Die steuerfreie Entlastungsprämie von bis zu 1.000 Euro, die Unternehmen an ihre Beschäftigten zahlen können, ist vorerst gestoppt. Der Bundesrat lehnte den bereits vom Bundestag beschlossenen Gesetzentwurf ab. Hauptkritikpunkt der Länder: Sie und die Kommunen hätten den Großteil der Kosten tragen müssen. Der aus dem Amt scheidende baden-württembergische Ministerpräsident Winfried Kretschmann kritisierte, der Bund plane regelmäßig nur eine Anschubfinanzierung, während die Kosten am Ende bei Ländern und Kommunen hängenblieben. Hamburgs Finanzsenator Andreas Dressel sagte, durch die Prämie sei mit Steuermindereinnahmen von insgesamt 2,8 Mrd. Euro zu rechnen. Der Bund habe aber mit der Erhöhung der Tabaksteuer nur für sich eine Gegenfinanzierung geschaffen. Auch für die Kommunen müsse es einen Ausgleich geben, so Dressel. Er sprach von 700 Mio. Euro.

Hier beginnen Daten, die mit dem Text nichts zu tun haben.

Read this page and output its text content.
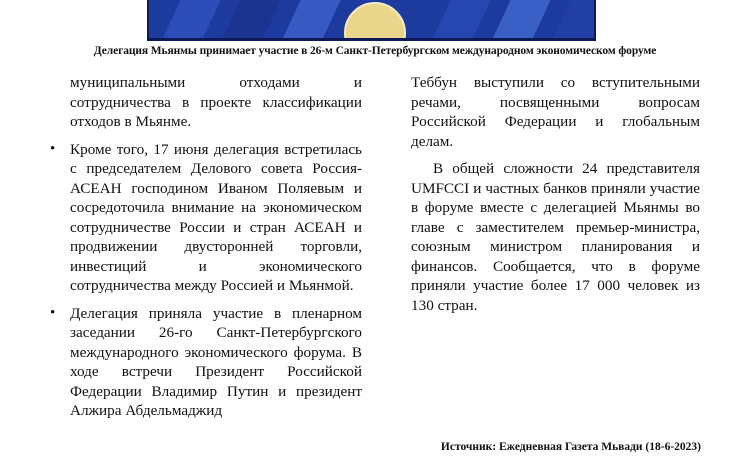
Делегация Мьянмы принимает участие в 26-м Санкт-Петербургском международном экономическом форуме

муниципальными отходами и сотрудничества в проекте классификации отходов в Мьянме.

• Кроме того, 17 июня делегация встретилась с председателем Делового совета Россия-АСЕАН господином Иваном Поляевым и сосредоточила внимание на экономическом сотрудничестве России и стран АСЕАН и продвижении двусторонней торговли, инвестиций и экономического сотрудничества между Россией и Мьянмой.

• Делегация приняла участие в пленарном заседании 26-го Санкт-Петербургского международного экономического форума. В ходе встречи Президент Российской Федерации Владимир Путин и президент Алжира Абдельмаджид

Теббун выступили со вступительными речами, посвященными вопросам Российской Федерации и глобальным делам.

В общей сложности 24 представителя UMFCCI и частных банков приняли участие в форуме вместе с делегацией Мьянмы во главе с заместителем премьер-министра, союзным министром планирования и финансов. Сообщается, что в форуме приняли участие более 17 000 человек из 130 стран.

Источник: Ежедневная Газета Мьвади (18-6-2023)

Die ursprünglich geplante Prämie sollte Arbeitgebern ermöglichen, ihren Beschäftigten im Jahr 2026 eine steuerfreie Einmalzahlung zu gewähren. Ziel war es, die Auswirkungen gestiegener Kosten – unter anderem durch hohe Spritpreise – abzufedern.
Aus der Wirtschaft hatte es schon im Vorfeld Kritik gegeben. Arbeitgeberverbände und Ökonomen zweifelten an der Wirksamkeit der Maßnahme und warnten vor hohen Kosten sowie möglichen Mitnahmeeffekten.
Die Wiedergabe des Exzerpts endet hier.